Lowest Estrogen Receptor Expression Levels

She further noted that the most benefit occurred among patients with very low estrogen receptor expression (< 10%), “which in some countries is considered triple-negative.” CheckMate 7FL, whose results were presented at the 2023 San Antonio Breast Cancer Symposium,2 “provided a sneak preview” about estrogen receptor levels and outcomes of immunotherapy, with greater changes in pathologic complete response among patients with expression < 50%. More breakdown by estrogen receptor expression level will be important from KEYNOTE-756, she said. Meanwhile, the “huge benefit” in patients with < 10% expression, she added, supports the concept of treating this subset as if they are triple-negative.

As the “revolution” in triple-negative breast cancer now moves into estrogen receptor–positive breast cancer, it is likely that “history will repeat itself” with regard to the need for biomarkers, the determination of optimal duration, and the question of neoadjuvant vs adjuvant therapy. Lessons learned from triple-negative disease could guide treatment in the estrogen receptor–positive setting, Dr. Kok said. 

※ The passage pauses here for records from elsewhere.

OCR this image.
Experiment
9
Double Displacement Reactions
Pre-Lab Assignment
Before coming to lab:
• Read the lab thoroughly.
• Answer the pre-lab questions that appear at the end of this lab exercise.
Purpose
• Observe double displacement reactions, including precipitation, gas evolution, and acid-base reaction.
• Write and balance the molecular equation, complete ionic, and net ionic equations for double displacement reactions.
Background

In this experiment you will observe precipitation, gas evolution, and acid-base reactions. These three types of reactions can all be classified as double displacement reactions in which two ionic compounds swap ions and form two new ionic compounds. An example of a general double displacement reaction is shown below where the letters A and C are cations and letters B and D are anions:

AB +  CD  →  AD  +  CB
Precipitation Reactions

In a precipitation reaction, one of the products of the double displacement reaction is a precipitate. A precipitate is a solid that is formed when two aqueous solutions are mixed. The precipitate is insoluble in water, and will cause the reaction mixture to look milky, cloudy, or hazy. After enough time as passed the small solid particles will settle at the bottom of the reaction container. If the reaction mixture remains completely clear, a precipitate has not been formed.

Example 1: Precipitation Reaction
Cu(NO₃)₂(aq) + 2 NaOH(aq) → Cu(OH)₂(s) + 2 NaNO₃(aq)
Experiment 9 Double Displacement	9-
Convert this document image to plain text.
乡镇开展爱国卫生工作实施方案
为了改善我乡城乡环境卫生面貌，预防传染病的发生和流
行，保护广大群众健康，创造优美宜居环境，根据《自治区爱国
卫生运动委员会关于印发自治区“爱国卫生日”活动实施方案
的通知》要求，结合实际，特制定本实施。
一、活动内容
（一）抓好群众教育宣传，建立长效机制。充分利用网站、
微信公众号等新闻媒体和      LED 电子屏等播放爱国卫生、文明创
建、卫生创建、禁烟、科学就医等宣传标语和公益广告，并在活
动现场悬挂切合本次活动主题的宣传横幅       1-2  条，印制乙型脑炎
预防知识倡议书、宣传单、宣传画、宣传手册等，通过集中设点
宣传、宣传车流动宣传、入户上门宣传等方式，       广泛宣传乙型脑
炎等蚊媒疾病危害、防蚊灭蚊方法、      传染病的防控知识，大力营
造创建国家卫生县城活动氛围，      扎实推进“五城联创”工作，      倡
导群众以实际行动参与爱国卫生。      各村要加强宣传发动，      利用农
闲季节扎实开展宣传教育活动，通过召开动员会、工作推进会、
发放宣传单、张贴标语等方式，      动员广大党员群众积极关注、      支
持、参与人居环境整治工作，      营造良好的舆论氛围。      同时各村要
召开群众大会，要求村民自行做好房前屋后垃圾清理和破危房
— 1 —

DISCLOSURE: Dr. Kok reported financial relationships with Natera, Alderaan, AstraZeneca, Bristol Myers Squibb, Domain Therapeutics, MSD, Roche, and Gilead Sciences.


1. Schmid P, Cortes J, Dent R, et al: Event-free survival with pembrolizumab in early triple-negative breast cancer. N Engl J Med 386:556-567, 2022.

2. Loi S, Curigliano G, Salgado R, et al: Biomarker results in high-risk estrogen receptor‑positive, human epidermal growth factor receptor 2‑negative primary breast cancer following neoadjuvant chemotherapy ± nivolumab: An exploratory analysis of CheckMate 7FL. 2023 San Antonio Breast Cancer Symposium. Abstract GS01-01. Presented December 6, 2023.